Friday 26 September 2014

FAMILY HISTORY - LIZZIE READING THE PAPER

To repair or not to repair….that is the question. Sometimes you just have to ignore everybody else and do things your own way - do what you feel is right. This is a photograph of my grandmother, Elizabeth Welsh, sitting in her front room in Toxteth, Liverpool, reading her newspaper.

I posted this photograph a little while ago on Facebook, and one of the comments made on it was that I should have it repaired as the person felt that this would improve the photo, and as it was such a precious keepsake, it deserved to be seen at its best. I considered the idea for a good while, and although I thought that this was indeed potentially a good idea, I eventually decided against it for a couple of reasons:

1) The original photograph is tiny - being only around 3 centimetres square in size - and this copy has been scanned at the highest resolution possible. The damage obscures part of my grandmothers face, and no matter how much time I might invest to work on it, I doubt that I would be able to make a totally invisible mend.
2) This is the photograph that I know well - even with all its imperfections - and to have it digitally repaired, remastered, trimmed and tucked, will not improve it in any way for me. I came to the conclusion that its probably best to leave it alone.
My Gran - reading the paper

And that is the point of course.

I know I could be accused of being selfish at this point, but the fact is I have grown up with this tiny piece of paper looking exactly the way it looks here. If I had it digitally repaired, even professionally, this work wouldn’t add anything else to the photograph for me. The damage shows that the image has been around a bit; careworn it might be, but now that I’ve scanned it and put it ‘out there’, the photo will potentially survive and outlast us all.
And this is where I’m being selfish. After all, this is my memory I’m sharing; no-one else’s.

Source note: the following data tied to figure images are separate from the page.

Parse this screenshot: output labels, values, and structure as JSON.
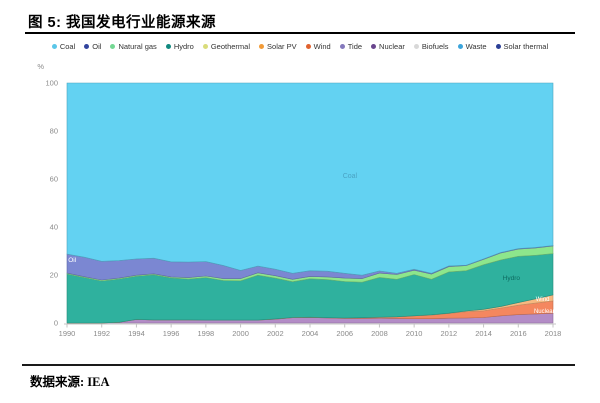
{
  "header": {
    "title": "图 5: 我国发电行业能源来源"
  },
  "legend": {
    "items": [
      {
        "label": "Coal",
        "color": "#5bc6e8"
      },
      {
        "label": "Oil",
        "color": "#32449e"
      },
      {
        "label": "Natural gas",
        "color": "#74d893"
      },
      {
        "label": "Hydro",
        "color": "#11897f"
      },
      {
        "label": "Geothermal",
        "color": "#d9dc7a"
      },
      {
        "label": "Solar PV",
        "color": "#f29b38"
      },
      {
        "label": "Wind",
        "color": "#e0622f"
      },
      {
        "label": "Tide",
        "color": "#8579bd"
      },
      {
        "label": "Nuclear",
        "color": "#69458d"
      },
      {
        "label": "Biofuels",
        "color": "#d8d8d8"
      },
      {
        "label": "Waste",
        "color": "#3ba4db"
      },
      {
        "label": "Solar thermal",
        "color": "#2b3f96"
      }
    ]
  },
  "chart_data": {
    "type": "area",
    "stacked": true,
    "title": "我国发电行业能源来源",
    "y_axis_label": "%",
    "ylim": [
      0,
      100
    ],
    "y_ticks": [
      0,
      20,
      40,
      60,
      80,
      100
    ],
    "x": [
      1990,
      1991,
      1992,
      1993,
      1994,
      1995,
      1996,
      1997,
      1998,
      1999,
      2000,
      2001,
      2002,
      2003,
      2004,
      2005,
      2006,
      2007,
      2008,
      2009,
      2010,
      2011,
      2012,
      2013,
      2014,
      2015,
      2016,
      2017,
      2018
    ],
    "x_tick_labels": [
      "1990",
      "1992",
      "1994",
      "1996",
      "1998",
      "2000",
      "2002",
      "2004",
      "2006",
      "2008",
      "2010",
      "2012",
      "2014",
      "2016",
      "2018"
    ],
    "grid": false,
    "legend_position": "top",
    "series": [
      {
        "name": "Nuclear",
        "color": "#b38cc6",
        "values": [
          0,
          0,
          0,
          0.3,
          1.5,
          1.3,
          1.3,
          1.3,
          1.2,
          1.2,
          1.2,
          1.2,
          1.6,
          2.2,
          2.3,
          2.1,
          1.9,
          1.9,
          2.0,
          1.9,
          1.8,
          1.8,
          2.0,
          2.1,
          2.3,
          3.0,
          3.5,
          3.8,
          4.1
        ]
      },
      {
        "name": "Wind",
        "color": "#f4875f",
        "values": [
          0,
          0,
          0,
          0,
          0,
          0,
          0,
          0,
          0,
          0,
          0,
          0,
          0.1,
          0.1,
          0.1,
          0.1,
          0.2,
          0.3,
          0.4,
          0.7,
          1.2,
          1.5,
          2.0,
          2.6,
          2.8,
          3.2,
          3.9,
          4.5,
          5.1
        ]
      },
      {
        "name": "Solar PV",
        "color": "#f7b981",
        "values": [
          0,
          0,
          0,
          0,
          0,
          0,
          0,
          0,
          0,
          0,
          0,
          0,
          0,
          0,
          0,
          0,
          0,
          0,
          0,
          0,
          0,
          0.1,
          0.1,
          0.3,
          0.6,
          0.7,
          1.1,
          1.8,
          2.5
        ]
      },
      {
        "name": "Hydro",
        "color": "#2fb19e",
        "values": [
          20.4,
          18.9,
          17.5,
          18.0,
          18.0,
          18.8,
          17.5,
          17.0,
          17.7,
          16.5,
          16.4,
          18.7,
          17.0,
          14.9,
          16.0,
          15.9,
          15.2,
          14.8,
          16.6,
          15.6,
          17.2,
          14.8,
          17.2,
          16.8,
          18.6,
          19.4,
          19.3,
          18.1,
          17.2
        ]
      },
      {
        "name": "Natural gas",
        "color": "#8de68c",
        "values": [
          0.4,
          0.4,
          0.4,
          0.4,
          0.4,
          0.4,
          0.4,
          0.6,
          0.7,
          0.8,
          0.9,
          1.0,
          1.0,
          1.0,
          1.0,
          1.1,
          1.4,
          1.5,
          1.8,
          2.0,
          1.8,
          2.2,
          2.2,
          2.1,
          2.2,
          2.9,
          3.0,
          3.1,
          3.2
        ]
      },
      {
        "name": "Oil",
        "color": "#7b87d2",
        "values": [
          7.9,
          8.1,
          7.8,
          7.3,
          6.8,
          6.5,
          6.3,
          6.5,
          6.0,
          5.5,
          3.4,
          2.8,
          2.7,
          2.5,
          2.4,
          2.4,
          2.0,
          1.4,
          0.9,
          0.5,
          0.4,
          0.3,
          0.3,
          0.2,
          0.2,
          0.2,
          0.2,
          0.2,
          0.2
        ]
      },
      {
        "name": "Coal",
        "color": "#63d2f2",
        "values": [
          71.3,
          72.6,
          74.3,
          74.0,
          73.3,
          73.0,
          74.5,
          74.6,
          74.4,
          76.0,
          78.1,
          76.3,
          77.6,
          79.3,
          78.2,
          78.4,
          79.3,
          80.1,
          78.3,
          79.3,
          77.6,
          79.3,
          76.2,
          75.9,
          73.3,
          70.6,
          69.0,
          68.5,
          67.7
        ]
      }
    ],
    "annotations": [
      {
        "text": "Coal",
        "year": 2006.3,
        "pct": 60.4,
        "color": "#4aa3c4",
        "size": 7
      },
      {
        "text": "Oil",
        "year": 1990.3,
        "pct": 25.4,
        "color": "#ffffff",
        "size": 6.5
      },
      {
        "text": "Hydro",
        "year": 2015.6,
        "pct": 17.9,
        "color": "#0d6b60",
        "size": 6.5
      },
      {
        "text": "Wind",
        "year": 2017.4,
        "pct": 9.2,
        "color": "#ffffff",
        "size": 6
      },
      {
        "text": "Nuclear",
        "year": 2017.5,
        "pct": 4.2,
        "color": "#ffffff",
        "size": 6
      }
    ]
  },
  "footer": {
    "source_label": "数据来源: IEA"
  }
}
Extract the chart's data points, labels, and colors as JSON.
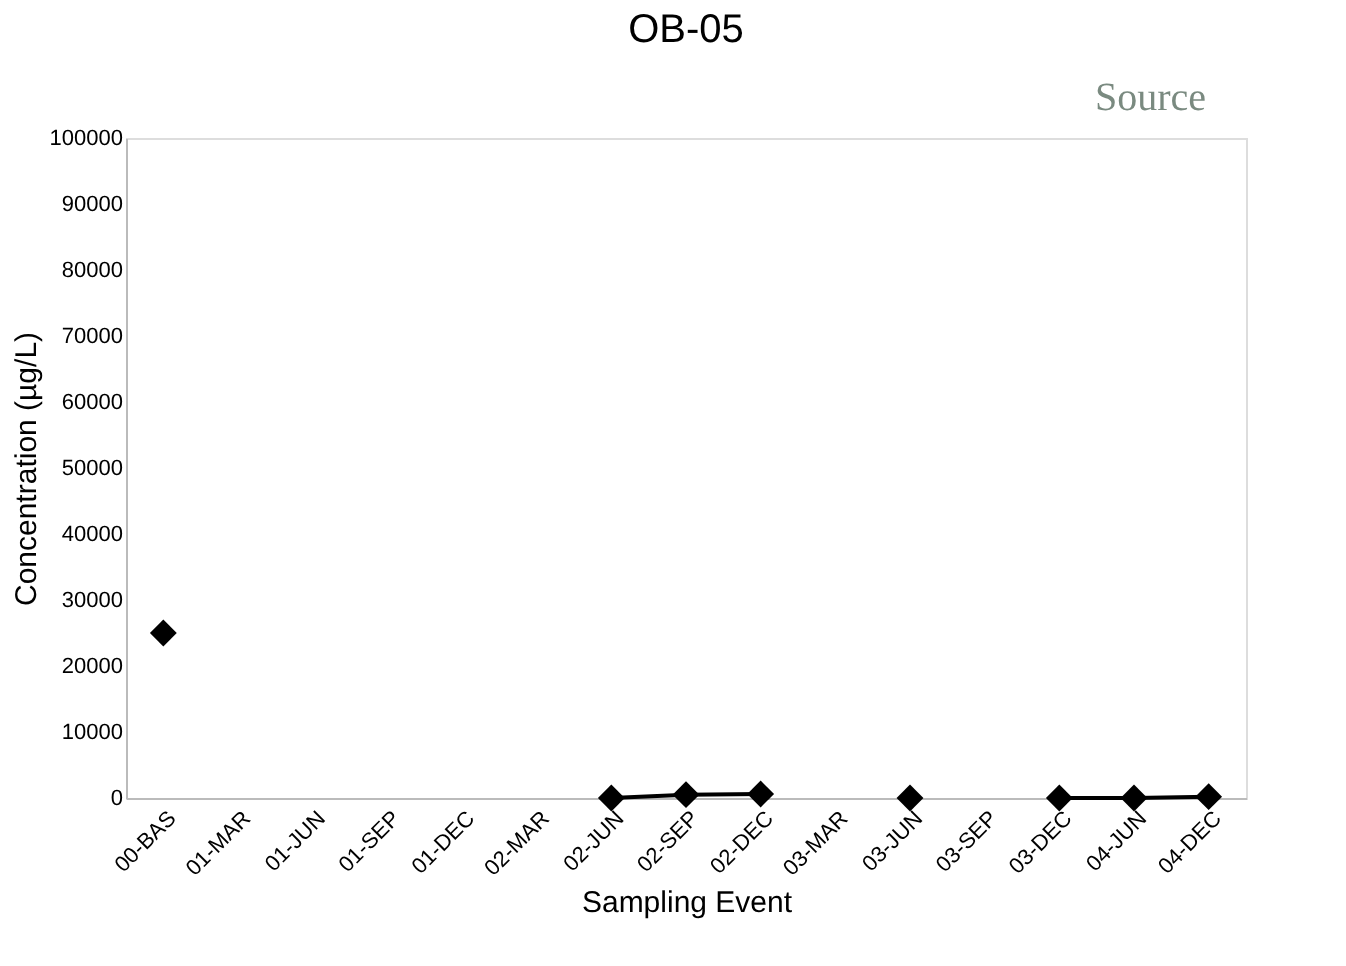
{
  "chart_data": {
    "type": "line",
    "title": "OB-05",
    "xlabel": "Sampling Event",
    "ylabel": "Concentration (µg/L)",
    "annotations": [
      "Source"
    ],
    "categories": [
      "00-BAS",
      "01-MAR",
      "01-JUN",
      "01-SEP",
      "01-DEC",
      "02-MAR",
      "02-JUN",
      "02-SEP",
      "02-DEC",
      "03-MAR",
      "03-JUN",
      "03-SEP",
      "03-DEC",
      "04-JUN",
      "04-DEC"
    ],
    "series": [
      {
        "color": "#000000",
        "values": [
          25000,
          null,
          null,
          null,
          null,
          null,
          0,
          500,
          600,
          null,
          0,
          null,
          0,
          0,
          200
        ]
      }
    ],
    "ylim": [
      0,
      100000
    ],
    "yticks": [
      0,
      10000,
      20000,
      30000,
      40000,
      50000,
      60000,
      70000,
      80000,
      90000,
      100000
    ],
    "grid": false,
    "marker": "diamond",
    "line_style": "solid"
  }
}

So. This is my Gran - sitting quietly reading her broadsheet newspaper while my Grandad, (its more than likely to be him, although I have no real proof of that), takes her picture.

She’s wearing her round glasses and old pinny - the pinafore dress with the red and purple flowers on it which she wore around the house to protect her clothes underneath. The only times I remember seeing her not wearing this garment, would be on the odd occasion when she would get dressed up and go out somewhere - perhaps down to the pub at the end of the road with my Grandad, or out to a family ‘do’ somewhere in the vicinity.

The photo features the old range they had in the front room with several flatirons placed on its top. The range has a beaten copper fender around its base and a set of companion tools standing on the hearth. These were used to clean out the grate. It would be icy cold to the touch in the mornings and would be cleaned with black-lead; the graphite paste being first applied with a brush and then polished in with a cloth.

The folding dining table to her right - covered by a dark tablecloth - had two wings which could be brought upwards and supported from beneath when being used. I inherited this table many years later from my aunt, when my wife and I bought our first home. Sadly, it fell apart long ago and was beyond repair.
And then there is the television. This small monochrome TV which can be seen standing on the table in the corner, holds two special memories for me that I recall.

It was on that screen in 1966 that a nine-year-old boy called Graham watched the Beatles performing a live concert from Shea Stadium in New York. I followed every song avidly, singing along enthusiastically with as many of the lyrics as I knew at that time, and drummed along with Richie on a toy drum-set which had been erected in front of the settee.

And three years earlier, on my father's birthday in 1963, the whole family sat together and watched in shock and disbelief when it was announced that President Kennedy had been assassinated in Dallas, Texas. I was only six years old at the time, but I remember the emotion of the moment clearly; the adults in the room growing suddenly quiet to listen to the solemnity of the newsreaders voice as he made the announcement. And it was then that I also saw my Grandfather cry real tears for the very first time, and I couldn't quite understand why.

This is why I’m leaving the photograph in the condition its in.

Damaged as it is, it still represents all these things to me and will continue to do so into the future, and that fact is never going to change.